I hate to tell you this, but people in love do not decide to go on a "break" with their partner. This girl broke up with you and told you to date other people. She doesn't love you and has clearly moved on from you, all that is left is she has some feelings of guilt. I can't say for sure that she has already found someone else, but I highly doubt she's going to stave off all contact with members of the opposite sex until she finishes school. She is telling you to be with someone if the chance comes up because she plans to do the exact same thing if the chance arises.

 

So be glad you dodged this bullet and she showed you her true colors now. You say you feel she is the one for you, but trust me she isn't. If she was she wouldn't of dumped you and told you to get with other girls.

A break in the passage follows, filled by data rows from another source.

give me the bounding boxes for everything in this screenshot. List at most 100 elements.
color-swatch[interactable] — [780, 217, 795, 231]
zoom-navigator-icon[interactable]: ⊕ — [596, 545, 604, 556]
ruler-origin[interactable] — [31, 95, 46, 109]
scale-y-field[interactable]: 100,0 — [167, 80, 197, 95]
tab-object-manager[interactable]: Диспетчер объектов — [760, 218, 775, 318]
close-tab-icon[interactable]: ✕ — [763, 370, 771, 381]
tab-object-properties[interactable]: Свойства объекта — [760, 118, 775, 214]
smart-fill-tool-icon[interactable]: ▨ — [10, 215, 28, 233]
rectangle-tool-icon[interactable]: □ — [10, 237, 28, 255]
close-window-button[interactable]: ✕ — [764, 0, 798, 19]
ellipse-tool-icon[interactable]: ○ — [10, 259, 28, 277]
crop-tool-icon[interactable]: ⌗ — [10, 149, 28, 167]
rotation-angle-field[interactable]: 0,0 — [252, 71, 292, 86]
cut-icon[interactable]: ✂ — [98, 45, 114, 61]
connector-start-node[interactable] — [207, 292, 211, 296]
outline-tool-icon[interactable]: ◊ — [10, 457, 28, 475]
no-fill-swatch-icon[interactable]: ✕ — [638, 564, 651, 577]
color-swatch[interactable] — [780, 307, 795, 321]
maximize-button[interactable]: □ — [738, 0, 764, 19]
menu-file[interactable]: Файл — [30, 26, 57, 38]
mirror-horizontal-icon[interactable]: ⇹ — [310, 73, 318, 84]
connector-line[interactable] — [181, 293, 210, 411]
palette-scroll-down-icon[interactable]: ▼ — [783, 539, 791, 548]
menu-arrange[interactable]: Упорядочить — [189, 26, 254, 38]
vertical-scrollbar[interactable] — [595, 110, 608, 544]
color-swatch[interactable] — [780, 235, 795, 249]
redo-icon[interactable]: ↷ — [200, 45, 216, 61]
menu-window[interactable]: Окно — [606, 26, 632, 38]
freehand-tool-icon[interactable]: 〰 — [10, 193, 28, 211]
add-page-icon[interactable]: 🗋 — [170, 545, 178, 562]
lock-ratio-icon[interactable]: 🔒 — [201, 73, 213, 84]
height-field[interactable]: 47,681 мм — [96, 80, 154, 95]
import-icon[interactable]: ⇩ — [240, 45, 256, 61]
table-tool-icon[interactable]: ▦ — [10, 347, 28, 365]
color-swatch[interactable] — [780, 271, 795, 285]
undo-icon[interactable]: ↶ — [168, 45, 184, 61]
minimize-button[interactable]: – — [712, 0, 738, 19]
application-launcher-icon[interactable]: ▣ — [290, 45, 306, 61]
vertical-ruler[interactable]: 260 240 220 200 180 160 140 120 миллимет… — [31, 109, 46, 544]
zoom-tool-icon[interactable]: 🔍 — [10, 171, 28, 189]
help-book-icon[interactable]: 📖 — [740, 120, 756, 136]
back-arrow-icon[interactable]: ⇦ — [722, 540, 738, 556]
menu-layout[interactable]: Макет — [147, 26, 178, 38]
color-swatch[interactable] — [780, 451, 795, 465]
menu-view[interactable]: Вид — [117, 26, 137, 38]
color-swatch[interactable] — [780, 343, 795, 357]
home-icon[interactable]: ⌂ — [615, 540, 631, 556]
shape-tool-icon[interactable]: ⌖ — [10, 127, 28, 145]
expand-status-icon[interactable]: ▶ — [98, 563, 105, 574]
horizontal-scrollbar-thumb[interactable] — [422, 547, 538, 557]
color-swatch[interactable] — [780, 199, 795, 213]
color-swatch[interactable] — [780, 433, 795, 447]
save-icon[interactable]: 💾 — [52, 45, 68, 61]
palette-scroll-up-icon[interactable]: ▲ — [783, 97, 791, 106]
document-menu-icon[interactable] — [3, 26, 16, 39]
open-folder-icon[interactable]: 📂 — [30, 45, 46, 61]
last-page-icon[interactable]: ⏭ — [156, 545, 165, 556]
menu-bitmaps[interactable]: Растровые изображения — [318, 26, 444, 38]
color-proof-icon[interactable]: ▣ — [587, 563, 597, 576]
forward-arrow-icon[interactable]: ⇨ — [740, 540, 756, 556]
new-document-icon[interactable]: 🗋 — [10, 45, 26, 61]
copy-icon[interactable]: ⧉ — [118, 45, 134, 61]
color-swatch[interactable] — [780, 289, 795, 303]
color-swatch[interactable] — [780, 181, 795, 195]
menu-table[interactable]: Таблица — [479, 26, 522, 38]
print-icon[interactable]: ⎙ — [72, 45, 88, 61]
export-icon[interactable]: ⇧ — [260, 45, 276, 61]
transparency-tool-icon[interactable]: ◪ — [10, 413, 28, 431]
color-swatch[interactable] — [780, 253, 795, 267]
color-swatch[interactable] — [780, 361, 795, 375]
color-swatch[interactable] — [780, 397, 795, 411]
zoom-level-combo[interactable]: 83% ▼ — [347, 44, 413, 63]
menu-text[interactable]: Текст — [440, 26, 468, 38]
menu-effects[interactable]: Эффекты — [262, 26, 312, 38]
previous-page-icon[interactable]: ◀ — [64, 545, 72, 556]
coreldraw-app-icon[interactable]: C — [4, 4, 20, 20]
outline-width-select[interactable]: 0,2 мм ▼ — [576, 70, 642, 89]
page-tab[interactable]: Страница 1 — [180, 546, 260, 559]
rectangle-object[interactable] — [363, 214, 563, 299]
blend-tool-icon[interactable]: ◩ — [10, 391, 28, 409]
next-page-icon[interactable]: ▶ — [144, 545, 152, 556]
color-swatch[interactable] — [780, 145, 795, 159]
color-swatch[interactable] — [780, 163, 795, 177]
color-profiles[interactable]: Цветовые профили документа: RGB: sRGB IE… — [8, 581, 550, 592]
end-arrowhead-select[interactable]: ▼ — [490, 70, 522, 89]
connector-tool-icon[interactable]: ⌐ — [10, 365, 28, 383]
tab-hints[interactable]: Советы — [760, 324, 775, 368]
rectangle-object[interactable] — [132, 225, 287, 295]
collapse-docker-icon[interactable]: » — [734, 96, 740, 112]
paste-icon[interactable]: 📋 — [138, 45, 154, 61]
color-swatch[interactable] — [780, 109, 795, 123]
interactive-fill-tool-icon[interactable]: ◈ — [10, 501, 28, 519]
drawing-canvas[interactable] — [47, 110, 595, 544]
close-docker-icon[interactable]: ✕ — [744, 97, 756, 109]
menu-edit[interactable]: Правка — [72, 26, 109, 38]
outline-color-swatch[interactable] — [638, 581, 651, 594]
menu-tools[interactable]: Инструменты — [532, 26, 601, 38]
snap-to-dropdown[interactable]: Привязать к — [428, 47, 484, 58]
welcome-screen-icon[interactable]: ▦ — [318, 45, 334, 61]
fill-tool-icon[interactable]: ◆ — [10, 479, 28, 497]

The idea of you with another girl should kill her, but nope here she is encouraging it, and you think she is "the one" ? Someone said do not contact her for 6 months, for me I would say do not contact her ever again. There is no point in doing so. She has made her feelings clear, and nothing she says or does can change how she behaved.

 

You might feel you need to talk to her again to get closure, but I feel she already gave you closure and you just do not want to accept it. Think about it, she dumped you and told you to move on. She even gave you reasons, even if those reasons were lame. She says she loves you, but you can tell by her actions that she does not. The only reason to ever talk to her again is if you want to cause yourself more pain.